Health Data Is More Valuable Than You May Think
Written by Editor   
Tuesday, April 05, 2016 12:00 AM

HIPAA is something that we are all concerned with.  There is a tendency to think that it is less than important to protect patient information, but learn more from this article.  What is more valuable to a hacker than someone's credit card information? Their protected health information [PHI].  If you go out on the "deep web" where people sell stolen goods, a credit card may be valued at $1 to $2 but your PHI can sell from $20-$200.

"Your Social Security number, if I had that, and I was an attacker, I could continue to use it again and again ... This is why many entities are coming for your PHI," said one security expert.  When it comes to unsecured PHI, there are two types of data: "data you know about and data you don't," he said. At one company "I found a maintenance closet; it had no key, no video, no lock. As we walked into the closet ... We found a little over 6 million individual paper records in that room."

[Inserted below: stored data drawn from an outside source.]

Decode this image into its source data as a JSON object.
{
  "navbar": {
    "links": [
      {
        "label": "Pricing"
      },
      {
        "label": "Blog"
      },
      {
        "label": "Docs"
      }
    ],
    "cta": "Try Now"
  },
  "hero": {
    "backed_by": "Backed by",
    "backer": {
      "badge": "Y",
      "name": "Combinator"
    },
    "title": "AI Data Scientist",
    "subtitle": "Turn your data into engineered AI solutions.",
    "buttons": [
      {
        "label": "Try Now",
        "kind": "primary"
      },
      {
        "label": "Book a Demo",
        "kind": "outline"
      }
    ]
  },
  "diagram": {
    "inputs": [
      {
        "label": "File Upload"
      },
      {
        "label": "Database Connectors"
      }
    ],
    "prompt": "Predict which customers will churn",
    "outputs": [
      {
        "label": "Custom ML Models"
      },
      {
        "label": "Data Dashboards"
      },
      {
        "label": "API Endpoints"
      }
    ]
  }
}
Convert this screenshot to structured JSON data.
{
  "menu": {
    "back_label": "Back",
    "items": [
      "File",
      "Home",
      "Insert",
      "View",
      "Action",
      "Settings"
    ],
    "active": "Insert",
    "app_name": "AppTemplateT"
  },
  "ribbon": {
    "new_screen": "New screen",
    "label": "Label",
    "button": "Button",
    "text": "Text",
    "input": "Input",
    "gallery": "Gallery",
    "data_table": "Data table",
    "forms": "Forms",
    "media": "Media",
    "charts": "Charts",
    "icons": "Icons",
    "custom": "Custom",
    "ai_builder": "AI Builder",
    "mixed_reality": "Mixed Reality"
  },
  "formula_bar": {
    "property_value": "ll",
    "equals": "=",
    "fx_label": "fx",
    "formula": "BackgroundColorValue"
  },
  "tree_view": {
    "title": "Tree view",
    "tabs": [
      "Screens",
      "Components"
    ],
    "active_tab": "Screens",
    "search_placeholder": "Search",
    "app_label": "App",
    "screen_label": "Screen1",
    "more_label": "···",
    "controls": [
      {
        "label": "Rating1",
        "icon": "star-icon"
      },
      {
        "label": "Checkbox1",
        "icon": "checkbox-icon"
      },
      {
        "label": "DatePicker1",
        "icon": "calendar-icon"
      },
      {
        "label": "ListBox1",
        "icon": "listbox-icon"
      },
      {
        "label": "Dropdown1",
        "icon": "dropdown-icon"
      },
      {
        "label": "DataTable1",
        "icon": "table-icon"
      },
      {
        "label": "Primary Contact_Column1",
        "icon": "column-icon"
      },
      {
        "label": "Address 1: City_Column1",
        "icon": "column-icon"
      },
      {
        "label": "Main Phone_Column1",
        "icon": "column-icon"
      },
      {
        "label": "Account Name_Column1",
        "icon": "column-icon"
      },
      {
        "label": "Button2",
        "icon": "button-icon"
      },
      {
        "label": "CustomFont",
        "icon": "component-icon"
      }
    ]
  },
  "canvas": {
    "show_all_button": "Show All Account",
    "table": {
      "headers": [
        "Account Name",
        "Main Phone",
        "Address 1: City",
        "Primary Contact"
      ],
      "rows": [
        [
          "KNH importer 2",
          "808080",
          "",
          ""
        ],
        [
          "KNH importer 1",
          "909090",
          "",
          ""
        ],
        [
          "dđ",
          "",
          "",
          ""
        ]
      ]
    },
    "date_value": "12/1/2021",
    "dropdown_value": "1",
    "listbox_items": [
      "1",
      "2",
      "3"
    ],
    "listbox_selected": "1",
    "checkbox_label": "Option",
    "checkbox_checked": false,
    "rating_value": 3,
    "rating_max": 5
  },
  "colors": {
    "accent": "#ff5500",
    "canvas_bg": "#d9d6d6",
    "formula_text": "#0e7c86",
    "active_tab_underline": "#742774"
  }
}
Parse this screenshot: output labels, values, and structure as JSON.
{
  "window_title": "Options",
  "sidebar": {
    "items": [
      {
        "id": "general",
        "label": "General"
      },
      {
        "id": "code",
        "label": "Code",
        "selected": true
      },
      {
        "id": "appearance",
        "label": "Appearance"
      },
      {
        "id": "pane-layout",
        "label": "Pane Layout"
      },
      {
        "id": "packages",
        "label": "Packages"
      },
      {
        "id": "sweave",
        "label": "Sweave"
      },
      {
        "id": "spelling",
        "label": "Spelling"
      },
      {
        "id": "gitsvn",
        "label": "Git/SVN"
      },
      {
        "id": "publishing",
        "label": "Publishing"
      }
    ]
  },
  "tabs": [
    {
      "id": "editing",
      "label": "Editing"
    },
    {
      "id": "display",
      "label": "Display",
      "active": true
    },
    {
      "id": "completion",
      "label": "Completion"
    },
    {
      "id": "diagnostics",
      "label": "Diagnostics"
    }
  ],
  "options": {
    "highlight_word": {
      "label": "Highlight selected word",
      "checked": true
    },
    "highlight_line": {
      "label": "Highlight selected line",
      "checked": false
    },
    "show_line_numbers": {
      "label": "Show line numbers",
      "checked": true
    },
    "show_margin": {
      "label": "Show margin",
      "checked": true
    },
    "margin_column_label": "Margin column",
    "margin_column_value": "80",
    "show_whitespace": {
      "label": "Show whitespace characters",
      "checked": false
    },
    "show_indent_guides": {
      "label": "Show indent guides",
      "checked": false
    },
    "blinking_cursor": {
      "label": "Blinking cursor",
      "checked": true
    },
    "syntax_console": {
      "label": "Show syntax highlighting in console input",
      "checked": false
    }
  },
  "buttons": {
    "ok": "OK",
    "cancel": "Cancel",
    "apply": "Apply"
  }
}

The notion that protected healthcare information isn't very valuable is just one of the misconceptions to which many in healthcare subscribe.  

Most organizations have many vulnerabilities. Firewalls should be updated and reviewed every 6 months.  In addition to firewall issues, some healthcare organizations think HIPAA doesn't apply to them. They'll say they're too small -- maybe they are a one- or two-provider shop. Or "I store my data in the cloud and the cloud provider does everything for me.

Another frequent response is, "Our IT department and attorneys have us covered." 

Some organizations think their business associates will take all the liability. But remember, liability is always going to be a shared responsibility between the two of you.  The business associates likely have vulnerabilities, risks and threats that will put your systems at risk.

Social engineering -- people who integrate themselves into your workplace to steal data -- are another threat healthcare organizations don't often think about. We spend a lot of money on really awesome products, but the biggest weakness in your organization is always going to be your people.  And it's not necessarily the IT department either. One security specialist noted, "if I were social engineering you, I wouldn't come in as IT, I would come in as janitorial," he said. "They have keys to everything, and they come in at night when no one is looking."

He recommended a few steps for healthcare organizations to follow:

  • Perform a risk analysis. "This should be done annually; it will identify many things."
  • Send weekly security tip reminders. "Get the staff excited about what they're doing wrong; explain how this impacts patients."
  • Maintain individual user accounts for everything. "Just because an electronic health record forces a username and password doesn't mean we're compliant. What's the accountability at the network level? What if malware is uploaded?"
  • Update systems and applications. "I get older and fatter, and systems are the same way; they need to be updated. Critical updates should be put in within one month of release."